«
Damon.
Quoi ! lorsqu’un doux hymen couronne nos amours,
Ô Mirtis ! de tes yeux je vois couler des larmes !
Mirtis.
Bannis mes secrètes alarmes !
Cher Damon ! loin de nos secours
Laisserons-nous ma tendre mère
Dans sa cabane solitaire
Achever tristement ses jours ?
Damon.
À quel soupçon ton cœur se livre !
Pourquoi la séparer de nous ?
Le même toit, Mirtis, pourra suffire à tous ?
Auprès de ses enfants notre mère doit vivre.
Je serai désormais son fils,
Et mon ardeur pour elle égalera la tienne…
Mirtis.
Eh bien ! écoute-moi : d’abord, qu’il te souvienne
D’être docile à ses avis…
Damon.
Oh ! tu peux y compter, et je te l’ai promis ;
Sa volonté sera la mienne…
Et toi, Mirtis, peut-être un jour
Tu deviendras mère à ton tour ;
Nous aurons des enfants ; ils seront ton image ;
Comme toi généreux, tendres, compatissants…
Mirtis.
Ah ! tu me fais frémir ! ces pauvres innocents !
Ils auraient, comme nous l’infortune en partage ;
Je les verrais souffrir ; mon cœur, mon triste cœur
Serait déchiré de leur plainte ;
En sentant de leurs bras la caressante étreinte,
J’épancherais sur eux des larmes de douleur.
Damon.
Les cieux nous aideront, et je suis jeune encore :
Tant qu’il me restera du courage et des bras,
Que nos enfants, Mirtis, ne t’inquiètent pas !
Pour courir au travail, je préviendrai aurore.
Ô ! combien la fatigue aura pour moi d’appas !
Quel plaisir de braver la neige et les frimas,
Pour une épouse que j’adore !
Mirtis.
Pendant l’ardeur du jour, quelquefois dans les champs,
J’irai te présenter une coupe écumante ;
J’irai te ranimer par mes embrassements,
Et ma main, de ton front essuiera l’eau brûlante…
Damon.
Quels baisers, chère épouse ! ils seront pour mon cœur
Ce que la fraîcheur d’un bois sombre,
Durant la canicule, est pour un voyageur
Impatient de gagner l’ombre…
Mirtis.
Et quand le soir viendra, délicieux instants !

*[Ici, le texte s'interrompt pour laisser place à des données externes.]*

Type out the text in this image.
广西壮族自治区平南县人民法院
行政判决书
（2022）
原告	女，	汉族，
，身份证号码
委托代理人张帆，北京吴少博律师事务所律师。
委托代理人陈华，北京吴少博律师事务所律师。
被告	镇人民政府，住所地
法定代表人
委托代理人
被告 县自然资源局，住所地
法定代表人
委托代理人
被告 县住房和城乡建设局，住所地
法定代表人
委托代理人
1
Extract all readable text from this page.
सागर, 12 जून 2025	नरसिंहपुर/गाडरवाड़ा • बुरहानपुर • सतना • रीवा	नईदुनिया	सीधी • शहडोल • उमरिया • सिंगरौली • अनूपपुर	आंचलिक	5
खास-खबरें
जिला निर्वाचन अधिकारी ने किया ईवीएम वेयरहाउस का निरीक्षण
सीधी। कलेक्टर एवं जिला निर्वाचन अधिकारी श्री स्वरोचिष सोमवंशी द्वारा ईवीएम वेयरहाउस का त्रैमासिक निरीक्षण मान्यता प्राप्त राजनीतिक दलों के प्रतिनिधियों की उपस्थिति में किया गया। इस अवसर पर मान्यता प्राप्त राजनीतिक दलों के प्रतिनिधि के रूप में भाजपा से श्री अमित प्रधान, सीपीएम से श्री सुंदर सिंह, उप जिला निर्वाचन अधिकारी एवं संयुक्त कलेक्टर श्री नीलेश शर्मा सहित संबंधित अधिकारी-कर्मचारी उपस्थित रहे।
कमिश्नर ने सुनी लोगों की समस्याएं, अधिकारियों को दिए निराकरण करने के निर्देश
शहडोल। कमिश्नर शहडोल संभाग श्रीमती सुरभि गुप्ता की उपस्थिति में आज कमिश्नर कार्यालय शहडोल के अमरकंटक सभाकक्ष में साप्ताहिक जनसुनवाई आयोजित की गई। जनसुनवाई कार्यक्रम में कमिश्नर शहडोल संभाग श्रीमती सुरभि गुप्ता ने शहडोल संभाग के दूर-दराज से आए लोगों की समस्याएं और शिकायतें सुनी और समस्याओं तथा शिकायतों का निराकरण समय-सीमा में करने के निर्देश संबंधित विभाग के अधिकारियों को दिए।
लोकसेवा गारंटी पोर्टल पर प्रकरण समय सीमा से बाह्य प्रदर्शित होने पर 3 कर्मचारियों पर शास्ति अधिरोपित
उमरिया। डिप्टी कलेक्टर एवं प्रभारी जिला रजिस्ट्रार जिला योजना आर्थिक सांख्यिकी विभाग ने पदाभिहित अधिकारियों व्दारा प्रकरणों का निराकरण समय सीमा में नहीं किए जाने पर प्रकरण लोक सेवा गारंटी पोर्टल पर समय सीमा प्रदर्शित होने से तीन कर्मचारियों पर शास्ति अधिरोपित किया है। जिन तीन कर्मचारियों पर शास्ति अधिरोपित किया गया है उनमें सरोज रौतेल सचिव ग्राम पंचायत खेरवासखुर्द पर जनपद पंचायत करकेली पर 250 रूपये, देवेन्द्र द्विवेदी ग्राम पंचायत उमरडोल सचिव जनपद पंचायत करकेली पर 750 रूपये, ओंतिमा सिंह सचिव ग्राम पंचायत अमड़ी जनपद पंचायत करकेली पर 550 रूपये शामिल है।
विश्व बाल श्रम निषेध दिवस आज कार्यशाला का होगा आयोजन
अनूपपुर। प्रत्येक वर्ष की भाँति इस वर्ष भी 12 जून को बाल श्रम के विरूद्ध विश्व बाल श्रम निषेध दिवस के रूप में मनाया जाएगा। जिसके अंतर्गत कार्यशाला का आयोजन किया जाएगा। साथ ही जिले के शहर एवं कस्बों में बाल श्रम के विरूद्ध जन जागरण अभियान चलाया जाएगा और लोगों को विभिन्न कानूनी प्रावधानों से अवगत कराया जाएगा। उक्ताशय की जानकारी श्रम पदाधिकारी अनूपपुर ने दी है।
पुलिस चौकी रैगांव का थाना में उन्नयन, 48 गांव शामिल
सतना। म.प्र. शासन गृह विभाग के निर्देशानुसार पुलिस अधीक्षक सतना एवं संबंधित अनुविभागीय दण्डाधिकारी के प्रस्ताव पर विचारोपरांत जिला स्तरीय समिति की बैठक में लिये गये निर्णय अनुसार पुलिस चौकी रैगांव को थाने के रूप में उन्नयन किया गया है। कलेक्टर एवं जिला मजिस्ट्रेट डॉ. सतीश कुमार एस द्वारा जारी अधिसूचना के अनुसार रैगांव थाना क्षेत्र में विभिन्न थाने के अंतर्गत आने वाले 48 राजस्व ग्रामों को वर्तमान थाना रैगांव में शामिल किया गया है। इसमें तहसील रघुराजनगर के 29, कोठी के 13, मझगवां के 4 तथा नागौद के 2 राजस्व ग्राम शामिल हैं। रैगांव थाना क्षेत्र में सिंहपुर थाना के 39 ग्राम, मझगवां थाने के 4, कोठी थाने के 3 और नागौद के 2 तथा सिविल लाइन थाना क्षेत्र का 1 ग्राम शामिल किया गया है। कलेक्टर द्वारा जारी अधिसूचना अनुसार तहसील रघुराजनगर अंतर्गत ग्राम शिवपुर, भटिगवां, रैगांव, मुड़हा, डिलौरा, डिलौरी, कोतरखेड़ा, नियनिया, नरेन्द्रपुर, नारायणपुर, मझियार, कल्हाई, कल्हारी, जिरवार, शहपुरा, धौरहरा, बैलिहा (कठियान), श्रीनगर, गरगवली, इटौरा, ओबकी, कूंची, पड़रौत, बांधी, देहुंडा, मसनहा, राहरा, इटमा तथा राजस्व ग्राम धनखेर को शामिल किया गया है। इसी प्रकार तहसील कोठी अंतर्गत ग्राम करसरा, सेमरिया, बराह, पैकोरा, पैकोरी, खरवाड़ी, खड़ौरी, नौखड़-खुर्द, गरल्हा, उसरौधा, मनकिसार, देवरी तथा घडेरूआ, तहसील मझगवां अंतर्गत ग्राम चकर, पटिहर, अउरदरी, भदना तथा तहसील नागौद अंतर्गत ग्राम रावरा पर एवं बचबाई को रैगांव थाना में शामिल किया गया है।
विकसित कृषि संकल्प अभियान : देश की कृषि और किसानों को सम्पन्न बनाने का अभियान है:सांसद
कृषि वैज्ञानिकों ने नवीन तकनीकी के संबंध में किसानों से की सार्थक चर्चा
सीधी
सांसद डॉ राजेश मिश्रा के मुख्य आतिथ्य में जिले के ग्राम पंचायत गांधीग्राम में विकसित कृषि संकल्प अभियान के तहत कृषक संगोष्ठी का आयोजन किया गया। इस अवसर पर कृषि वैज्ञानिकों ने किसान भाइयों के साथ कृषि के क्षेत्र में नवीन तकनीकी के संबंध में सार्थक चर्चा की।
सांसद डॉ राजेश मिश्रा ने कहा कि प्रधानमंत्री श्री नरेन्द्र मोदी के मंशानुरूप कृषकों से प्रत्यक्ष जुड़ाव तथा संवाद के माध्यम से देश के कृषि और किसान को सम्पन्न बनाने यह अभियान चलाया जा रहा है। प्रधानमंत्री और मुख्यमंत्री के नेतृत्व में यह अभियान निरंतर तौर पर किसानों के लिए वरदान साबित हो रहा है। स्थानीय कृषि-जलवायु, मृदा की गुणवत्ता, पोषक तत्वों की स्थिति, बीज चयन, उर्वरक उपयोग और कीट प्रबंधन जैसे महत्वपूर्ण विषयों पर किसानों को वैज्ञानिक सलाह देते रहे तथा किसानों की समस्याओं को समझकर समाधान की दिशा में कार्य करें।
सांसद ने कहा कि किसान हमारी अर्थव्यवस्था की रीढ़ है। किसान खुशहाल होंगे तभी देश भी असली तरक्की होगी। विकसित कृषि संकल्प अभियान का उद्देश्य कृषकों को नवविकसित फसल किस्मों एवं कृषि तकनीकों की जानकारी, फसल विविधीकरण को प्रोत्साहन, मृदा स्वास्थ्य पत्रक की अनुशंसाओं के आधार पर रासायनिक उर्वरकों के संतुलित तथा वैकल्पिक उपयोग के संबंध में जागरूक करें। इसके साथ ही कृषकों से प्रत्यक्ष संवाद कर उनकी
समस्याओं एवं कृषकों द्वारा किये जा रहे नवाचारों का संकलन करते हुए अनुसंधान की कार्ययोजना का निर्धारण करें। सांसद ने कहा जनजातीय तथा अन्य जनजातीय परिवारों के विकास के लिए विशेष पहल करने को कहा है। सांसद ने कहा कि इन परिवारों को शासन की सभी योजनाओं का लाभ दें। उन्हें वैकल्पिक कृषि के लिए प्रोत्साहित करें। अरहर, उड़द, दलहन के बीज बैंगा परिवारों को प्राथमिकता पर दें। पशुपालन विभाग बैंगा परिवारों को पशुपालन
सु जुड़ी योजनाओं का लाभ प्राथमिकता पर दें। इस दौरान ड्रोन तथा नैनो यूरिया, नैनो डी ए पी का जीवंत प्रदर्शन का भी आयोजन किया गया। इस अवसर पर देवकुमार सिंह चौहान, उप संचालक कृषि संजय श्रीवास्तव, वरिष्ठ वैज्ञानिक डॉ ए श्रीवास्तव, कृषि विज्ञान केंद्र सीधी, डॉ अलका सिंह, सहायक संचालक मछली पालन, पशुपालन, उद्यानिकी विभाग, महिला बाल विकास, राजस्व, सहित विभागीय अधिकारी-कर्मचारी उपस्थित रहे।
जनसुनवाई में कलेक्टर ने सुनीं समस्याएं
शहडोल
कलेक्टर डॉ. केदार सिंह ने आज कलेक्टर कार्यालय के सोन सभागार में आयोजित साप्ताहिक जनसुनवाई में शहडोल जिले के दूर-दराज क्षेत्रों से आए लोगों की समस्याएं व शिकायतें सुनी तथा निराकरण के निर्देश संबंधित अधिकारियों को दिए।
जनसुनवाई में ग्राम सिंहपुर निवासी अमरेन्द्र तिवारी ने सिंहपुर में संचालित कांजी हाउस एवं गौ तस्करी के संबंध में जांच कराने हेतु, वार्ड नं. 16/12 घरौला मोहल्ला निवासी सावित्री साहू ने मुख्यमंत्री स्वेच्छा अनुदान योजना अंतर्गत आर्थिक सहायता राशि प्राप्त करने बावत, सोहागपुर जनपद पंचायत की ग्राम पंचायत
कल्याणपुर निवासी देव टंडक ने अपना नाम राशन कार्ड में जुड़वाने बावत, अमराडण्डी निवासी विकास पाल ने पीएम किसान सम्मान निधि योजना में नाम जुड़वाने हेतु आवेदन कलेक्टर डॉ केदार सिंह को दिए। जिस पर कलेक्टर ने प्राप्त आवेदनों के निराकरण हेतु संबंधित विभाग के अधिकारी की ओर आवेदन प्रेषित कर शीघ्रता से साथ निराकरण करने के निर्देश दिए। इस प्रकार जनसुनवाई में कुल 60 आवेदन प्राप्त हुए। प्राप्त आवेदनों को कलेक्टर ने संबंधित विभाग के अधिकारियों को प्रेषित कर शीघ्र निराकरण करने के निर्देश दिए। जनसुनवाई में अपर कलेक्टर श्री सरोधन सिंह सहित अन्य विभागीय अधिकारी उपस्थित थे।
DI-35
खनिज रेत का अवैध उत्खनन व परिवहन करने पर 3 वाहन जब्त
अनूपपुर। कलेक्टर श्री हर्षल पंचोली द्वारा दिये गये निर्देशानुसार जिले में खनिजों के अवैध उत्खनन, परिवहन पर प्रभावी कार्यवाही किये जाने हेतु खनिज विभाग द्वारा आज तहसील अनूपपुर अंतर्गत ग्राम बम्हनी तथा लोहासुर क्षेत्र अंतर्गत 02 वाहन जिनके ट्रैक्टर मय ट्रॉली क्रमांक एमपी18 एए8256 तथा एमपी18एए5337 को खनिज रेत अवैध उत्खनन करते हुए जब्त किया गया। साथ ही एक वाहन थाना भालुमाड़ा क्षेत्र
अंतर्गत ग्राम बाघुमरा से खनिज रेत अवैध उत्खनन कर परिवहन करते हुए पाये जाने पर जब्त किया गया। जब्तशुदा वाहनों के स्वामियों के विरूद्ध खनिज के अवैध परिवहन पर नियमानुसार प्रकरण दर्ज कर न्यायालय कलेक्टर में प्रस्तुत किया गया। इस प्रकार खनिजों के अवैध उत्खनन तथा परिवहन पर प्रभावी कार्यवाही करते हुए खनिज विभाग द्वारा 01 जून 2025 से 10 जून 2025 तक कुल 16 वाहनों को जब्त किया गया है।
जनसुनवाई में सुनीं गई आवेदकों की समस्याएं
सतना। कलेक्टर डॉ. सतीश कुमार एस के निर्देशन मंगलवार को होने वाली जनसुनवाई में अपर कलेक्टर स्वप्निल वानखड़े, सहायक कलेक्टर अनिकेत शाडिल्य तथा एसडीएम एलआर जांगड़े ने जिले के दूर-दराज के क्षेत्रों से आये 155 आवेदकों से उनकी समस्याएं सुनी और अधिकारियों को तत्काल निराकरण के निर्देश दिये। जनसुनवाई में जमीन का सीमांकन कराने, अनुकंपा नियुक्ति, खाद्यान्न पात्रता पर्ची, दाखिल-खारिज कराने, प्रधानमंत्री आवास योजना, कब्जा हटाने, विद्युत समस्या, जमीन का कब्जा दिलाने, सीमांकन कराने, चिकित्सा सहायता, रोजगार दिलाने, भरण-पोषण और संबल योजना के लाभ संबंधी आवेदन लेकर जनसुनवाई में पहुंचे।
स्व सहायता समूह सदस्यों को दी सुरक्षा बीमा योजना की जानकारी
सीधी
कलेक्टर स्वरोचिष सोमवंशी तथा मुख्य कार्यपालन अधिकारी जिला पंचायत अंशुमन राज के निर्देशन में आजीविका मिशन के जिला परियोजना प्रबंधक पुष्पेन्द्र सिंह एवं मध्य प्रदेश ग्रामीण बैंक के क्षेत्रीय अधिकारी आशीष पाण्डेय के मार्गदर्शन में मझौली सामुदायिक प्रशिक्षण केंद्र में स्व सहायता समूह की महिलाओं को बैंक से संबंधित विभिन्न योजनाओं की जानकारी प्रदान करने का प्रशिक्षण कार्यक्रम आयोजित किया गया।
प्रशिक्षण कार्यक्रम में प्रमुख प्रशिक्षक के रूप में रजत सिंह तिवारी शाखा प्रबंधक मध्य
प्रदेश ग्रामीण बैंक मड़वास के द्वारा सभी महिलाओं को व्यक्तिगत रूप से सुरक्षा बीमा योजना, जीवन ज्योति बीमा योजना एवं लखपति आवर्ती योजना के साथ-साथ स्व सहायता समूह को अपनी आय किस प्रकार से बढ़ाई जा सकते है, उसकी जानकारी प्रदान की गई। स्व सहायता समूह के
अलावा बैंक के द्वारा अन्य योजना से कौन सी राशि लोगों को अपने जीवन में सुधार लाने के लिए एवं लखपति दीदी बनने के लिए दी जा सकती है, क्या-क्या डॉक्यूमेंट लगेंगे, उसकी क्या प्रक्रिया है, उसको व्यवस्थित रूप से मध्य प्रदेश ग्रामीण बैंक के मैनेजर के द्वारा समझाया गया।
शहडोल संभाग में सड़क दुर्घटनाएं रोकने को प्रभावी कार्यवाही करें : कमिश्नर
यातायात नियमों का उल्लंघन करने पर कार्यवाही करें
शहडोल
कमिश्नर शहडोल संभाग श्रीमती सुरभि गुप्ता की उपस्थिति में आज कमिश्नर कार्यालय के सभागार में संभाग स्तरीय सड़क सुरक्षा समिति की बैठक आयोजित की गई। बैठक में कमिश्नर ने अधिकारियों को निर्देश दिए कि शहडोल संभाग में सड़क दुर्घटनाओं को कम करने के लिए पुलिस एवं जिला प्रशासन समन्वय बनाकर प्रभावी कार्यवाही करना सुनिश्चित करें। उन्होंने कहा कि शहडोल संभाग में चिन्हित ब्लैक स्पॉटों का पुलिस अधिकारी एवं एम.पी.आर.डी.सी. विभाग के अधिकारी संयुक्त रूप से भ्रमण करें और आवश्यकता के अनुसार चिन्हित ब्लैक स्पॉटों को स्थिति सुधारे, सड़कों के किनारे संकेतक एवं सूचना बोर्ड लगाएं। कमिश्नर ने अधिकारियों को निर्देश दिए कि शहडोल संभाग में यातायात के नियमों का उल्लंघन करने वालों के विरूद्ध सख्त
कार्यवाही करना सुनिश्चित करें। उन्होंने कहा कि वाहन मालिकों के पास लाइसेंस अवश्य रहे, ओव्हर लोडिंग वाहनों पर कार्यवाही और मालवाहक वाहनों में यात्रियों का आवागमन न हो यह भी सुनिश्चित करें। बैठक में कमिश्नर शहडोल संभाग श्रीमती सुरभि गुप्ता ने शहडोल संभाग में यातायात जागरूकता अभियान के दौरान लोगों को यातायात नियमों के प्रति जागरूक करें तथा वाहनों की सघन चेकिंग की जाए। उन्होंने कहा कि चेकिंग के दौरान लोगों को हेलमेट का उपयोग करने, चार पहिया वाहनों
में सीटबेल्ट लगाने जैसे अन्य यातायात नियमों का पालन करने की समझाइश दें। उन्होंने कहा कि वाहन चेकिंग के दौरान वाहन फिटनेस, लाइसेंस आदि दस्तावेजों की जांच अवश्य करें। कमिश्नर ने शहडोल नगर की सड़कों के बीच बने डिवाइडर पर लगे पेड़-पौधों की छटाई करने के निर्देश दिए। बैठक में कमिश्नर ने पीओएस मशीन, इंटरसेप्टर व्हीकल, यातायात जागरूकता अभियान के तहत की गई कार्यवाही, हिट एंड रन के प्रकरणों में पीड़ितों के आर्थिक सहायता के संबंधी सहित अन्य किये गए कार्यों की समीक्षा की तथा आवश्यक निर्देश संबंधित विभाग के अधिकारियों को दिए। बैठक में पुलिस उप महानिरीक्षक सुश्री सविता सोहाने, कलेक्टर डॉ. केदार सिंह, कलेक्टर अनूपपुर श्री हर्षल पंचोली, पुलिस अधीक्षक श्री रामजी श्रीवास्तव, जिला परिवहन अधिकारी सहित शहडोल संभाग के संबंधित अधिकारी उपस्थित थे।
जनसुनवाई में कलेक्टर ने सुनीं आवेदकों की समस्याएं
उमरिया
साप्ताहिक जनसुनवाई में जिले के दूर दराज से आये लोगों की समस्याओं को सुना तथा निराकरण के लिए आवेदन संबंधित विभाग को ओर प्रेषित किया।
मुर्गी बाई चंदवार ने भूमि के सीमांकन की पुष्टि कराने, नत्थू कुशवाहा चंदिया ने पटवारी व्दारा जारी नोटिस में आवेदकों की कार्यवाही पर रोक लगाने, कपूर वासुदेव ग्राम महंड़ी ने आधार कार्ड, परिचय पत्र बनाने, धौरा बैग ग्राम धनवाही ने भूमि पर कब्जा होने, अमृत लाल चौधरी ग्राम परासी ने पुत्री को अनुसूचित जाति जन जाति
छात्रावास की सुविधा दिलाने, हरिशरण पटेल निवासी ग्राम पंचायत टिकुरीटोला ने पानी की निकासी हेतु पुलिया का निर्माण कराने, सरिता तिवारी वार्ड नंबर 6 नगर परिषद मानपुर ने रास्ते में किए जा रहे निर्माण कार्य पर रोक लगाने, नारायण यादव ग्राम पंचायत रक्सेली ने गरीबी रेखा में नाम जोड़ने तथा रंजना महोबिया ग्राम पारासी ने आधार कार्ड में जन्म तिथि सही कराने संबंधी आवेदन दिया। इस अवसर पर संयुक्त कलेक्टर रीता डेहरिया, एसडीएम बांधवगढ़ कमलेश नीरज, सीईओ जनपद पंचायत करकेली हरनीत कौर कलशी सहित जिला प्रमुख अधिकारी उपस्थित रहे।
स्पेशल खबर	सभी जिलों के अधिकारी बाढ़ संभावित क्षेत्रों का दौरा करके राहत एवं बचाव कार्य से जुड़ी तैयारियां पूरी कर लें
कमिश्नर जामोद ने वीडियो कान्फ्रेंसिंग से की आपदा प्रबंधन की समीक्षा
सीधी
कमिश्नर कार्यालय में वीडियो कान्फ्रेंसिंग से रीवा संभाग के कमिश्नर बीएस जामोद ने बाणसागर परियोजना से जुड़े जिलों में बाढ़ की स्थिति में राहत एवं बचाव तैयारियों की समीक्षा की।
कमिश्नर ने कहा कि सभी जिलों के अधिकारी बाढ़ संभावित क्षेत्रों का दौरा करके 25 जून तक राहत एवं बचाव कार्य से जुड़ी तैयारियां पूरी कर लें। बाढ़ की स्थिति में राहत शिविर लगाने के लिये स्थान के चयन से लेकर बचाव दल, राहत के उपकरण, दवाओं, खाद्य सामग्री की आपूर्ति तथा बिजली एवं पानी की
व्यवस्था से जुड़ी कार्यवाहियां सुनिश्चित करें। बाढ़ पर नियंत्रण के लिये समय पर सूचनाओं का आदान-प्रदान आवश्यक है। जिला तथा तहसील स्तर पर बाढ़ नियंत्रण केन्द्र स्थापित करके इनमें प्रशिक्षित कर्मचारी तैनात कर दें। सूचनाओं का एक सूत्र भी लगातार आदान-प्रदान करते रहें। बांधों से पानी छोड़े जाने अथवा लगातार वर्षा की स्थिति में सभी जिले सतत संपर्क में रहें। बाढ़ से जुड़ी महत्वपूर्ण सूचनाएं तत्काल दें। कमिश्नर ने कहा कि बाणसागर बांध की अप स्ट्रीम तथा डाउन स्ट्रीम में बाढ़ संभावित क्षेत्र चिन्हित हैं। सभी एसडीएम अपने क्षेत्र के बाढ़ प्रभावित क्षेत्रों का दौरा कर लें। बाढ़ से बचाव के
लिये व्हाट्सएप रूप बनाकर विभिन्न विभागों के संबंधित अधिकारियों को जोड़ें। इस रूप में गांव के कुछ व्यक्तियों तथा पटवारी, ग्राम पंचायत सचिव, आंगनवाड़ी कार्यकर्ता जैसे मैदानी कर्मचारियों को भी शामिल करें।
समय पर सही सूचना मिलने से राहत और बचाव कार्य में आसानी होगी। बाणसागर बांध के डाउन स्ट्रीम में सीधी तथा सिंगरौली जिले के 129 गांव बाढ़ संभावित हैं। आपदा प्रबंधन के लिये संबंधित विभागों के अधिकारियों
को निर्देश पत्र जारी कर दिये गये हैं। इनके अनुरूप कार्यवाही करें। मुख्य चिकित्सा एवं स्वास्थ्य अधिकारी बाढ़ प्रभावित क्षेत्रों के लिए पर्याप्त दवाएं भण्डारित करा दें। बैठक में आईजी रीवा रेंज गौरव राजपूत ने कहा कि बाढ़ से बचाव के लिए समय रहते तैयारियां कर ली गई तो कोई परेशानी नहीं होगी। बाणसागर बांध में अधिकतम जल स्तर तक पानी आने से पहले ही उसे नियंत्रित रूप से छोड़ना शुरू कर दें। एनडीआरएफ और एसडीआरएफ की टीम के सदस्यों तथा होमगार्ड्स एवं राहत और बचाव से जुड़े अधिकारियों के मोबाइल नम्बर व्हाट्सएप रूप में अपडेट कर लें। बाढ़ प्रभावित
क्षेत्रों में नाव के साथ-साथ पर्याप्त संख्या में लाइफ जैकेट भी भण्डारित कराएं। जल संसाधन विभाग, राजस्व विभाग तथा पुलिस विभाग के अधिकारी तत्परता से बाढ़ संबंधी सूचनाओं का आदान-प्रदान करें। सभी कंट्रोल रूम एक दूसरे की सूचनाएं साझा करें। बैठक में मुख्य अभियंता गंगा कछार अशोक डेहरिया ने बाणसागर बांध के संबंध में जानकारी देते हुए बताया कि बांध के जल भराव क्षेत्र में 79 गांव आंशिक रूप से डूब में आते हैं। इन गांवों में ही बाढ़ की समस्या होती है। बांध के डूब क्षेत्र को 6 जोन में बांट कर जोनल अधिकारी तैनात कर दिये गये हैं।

Damon, il faut bien vite aller trouver ma mère,
Afin de dissiper l’ennui de ses vieux ans.
Damon.
N’en doute pas, Mirtis : nous saurons, pour lui plaire
Varier nos amusements.
Mirtis.
Tu lui raconteras quelque histoire touchante.
Oh ! que tu peins bien la vertu !
Mon cœur est vivement ému,
Quand j’entends les récits de ta bouche éloquente.
Damon.
Je crois déjà me voir auprès de nos enfants,
M’occupant avec toi de leurs jeux innocents…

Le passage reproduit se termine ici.